Parkstein
26.08.2018 - 10:05 Uhr

Kirche aus Eger im Steinstadel

„Ein Dachstuhl zum Nulltarif – wo gibt´s das?“ Zimmermeister Josef Hauer hat diese Frage mit dem Bau des Modells des Dachstuhl für die Franziskaner-Klosterkirche Eger beantwortet.

Auf ein gelungenes Werkes, wie den Dachstuhl der Franzikander-Klosterkirche Eger muss nach Zimmermannsbrauch das Glas erhoben werden: Innungsobermeister Karl Müller bittet die Gäste mit Oberbürgermeister Zdenek Hrlak, Günter Juba, stellvertretenden Landrat Albert Nickl, Zimmermeister Josef Hauer, Bürgermeisterin Tanja Schiffmann und Rainer Christoph (vorne, von links) ihm nachzueifern. Bild: bey
Auf ein gelungenes Werkes, wie den Dachstuhl der Franzikander-Klosterkirche Eger muss nach Zimmermannsbrauch das Glas erhoben werden: Innungsobermeister Karl Müller bittet die Gäste mit Oberbürgermeister Zdenek Hrlak, Günter Juba, stellvertretenden Landrat Albert Nickl, Zimmermeister Josef Hauer, Bürgermeisterin Tanja Schiffmann und Rainer Christoph (vorne, von links) ihm nachzueifern.

(bey) Im Steinstadl erfolgte das Richtfest für den Nachbau im Maßstab 1:15. Das dreischiffige Hallenhaus, so die eigentliche Bezeichnung für den gewaltigen mittelalterlichen Dachstuhl, hat im Original in Eger gewaltige Ausmaße. Es deckte eine Fläche von rund 530 Quadratmetern ab.

Im Beisein zahlreicher Gäste, darunter dem Oberbürgermeister von Cheb (Eger) Zedenek Hrkal, Dr.
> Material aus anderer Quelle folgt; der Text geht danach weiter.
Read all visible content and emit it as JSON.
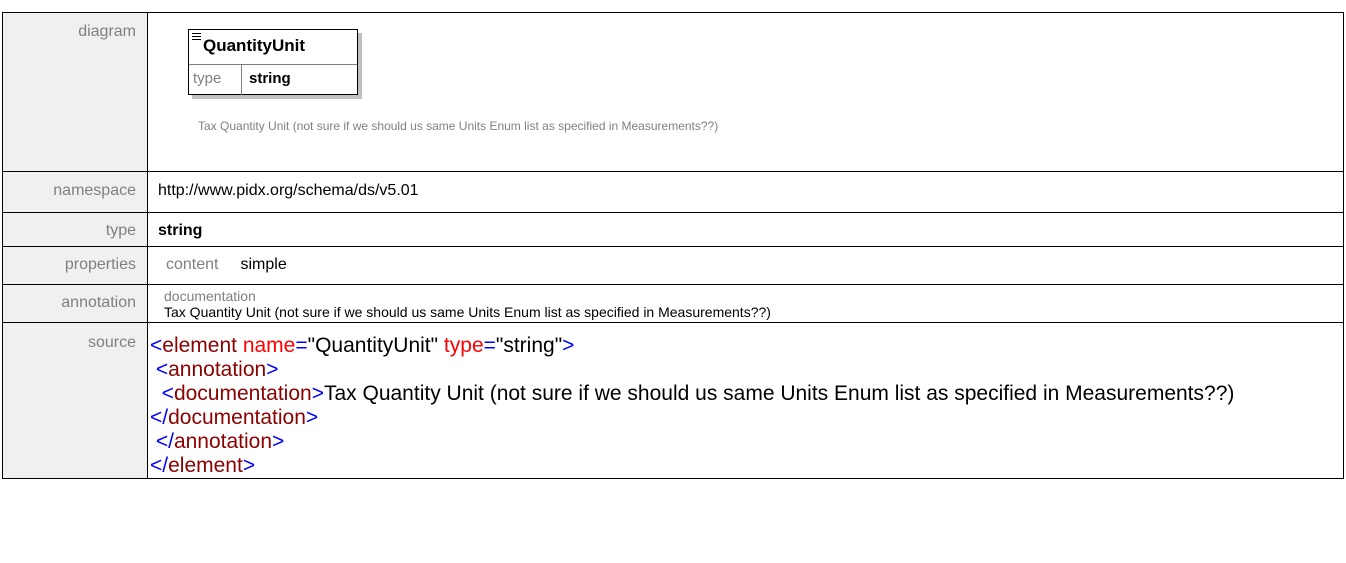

Marcela Brabacova von der Stadt Eger, stellvertretendem Landrat Albert Nickl, den Innungsobermeistern Albert Schuller und Karl Müller, Reiner Christoph vom Verein Goldene Straße, Altbürgermeister Hans Schäfer und Bürgermeisterin Tanja Schiffmann als Gastgeberin stellte Zimmermeister Hauer, seit 13 Jahren im "Unruhestand" sein neuestes Modell vor. Zusammen mit dem Dachstuhl des "Gabler-Hauses" soll das Hallenhaus der Franziskaner-Klosterkirche in der Grenzstadt im Nachbarland einen würdigen Platz finden.

Innungsobermeister Karl Müller hatte sich für die kleine Feier einen Richtspruch einfallen lassen, der Josef Hauer so prominent nennt, dass ihn fast jeder Professor kennt. Er habe ein Denkmal geschaffen, das einmal ein Ehrenmal für alle Zimmerleute sein werde und von unbezahlbarem Wert sei.

Bürgermeisterin Tanja Schiffmann eröffnete offiziell die Ausstellung in Parkstein, die noch bis Sonntag, 2. September, von Dienstag bis Sonntag, zwischen 10 und 17 Uhr bei freiem Eintritt besichtigt werden kann.

Stellvertretender Landrat Nickl nannte das Landrichterschloss mit dem Steinstadl den idealen Ort für die Schau, die das Miteinander und die Verbundenheit zwischen Tschechien und Bayern verdeutliche. Die Arbeit Hauers sei ein Zeichen qualifizierten Handwerks, die derartige Meisterstücke bauen können.

Günter Juba erinnerte an die politischen Ereignisse vor 50 Jahren in der damaligen Tschechoslowakei, die zunächst ein Ende der Freiheit bedeuteten. Niemand habe damals, nicht einmal im Traum daran gedacht, dass es eine derartige gemeinsame Veranstaltung geben werde. Juba schilderte mit hörbarer Freude und Dankbarkeit den Weg, der über Christoph zu Hauer und letztlich zum Bau der Dachstuhlmodelle geführt habe.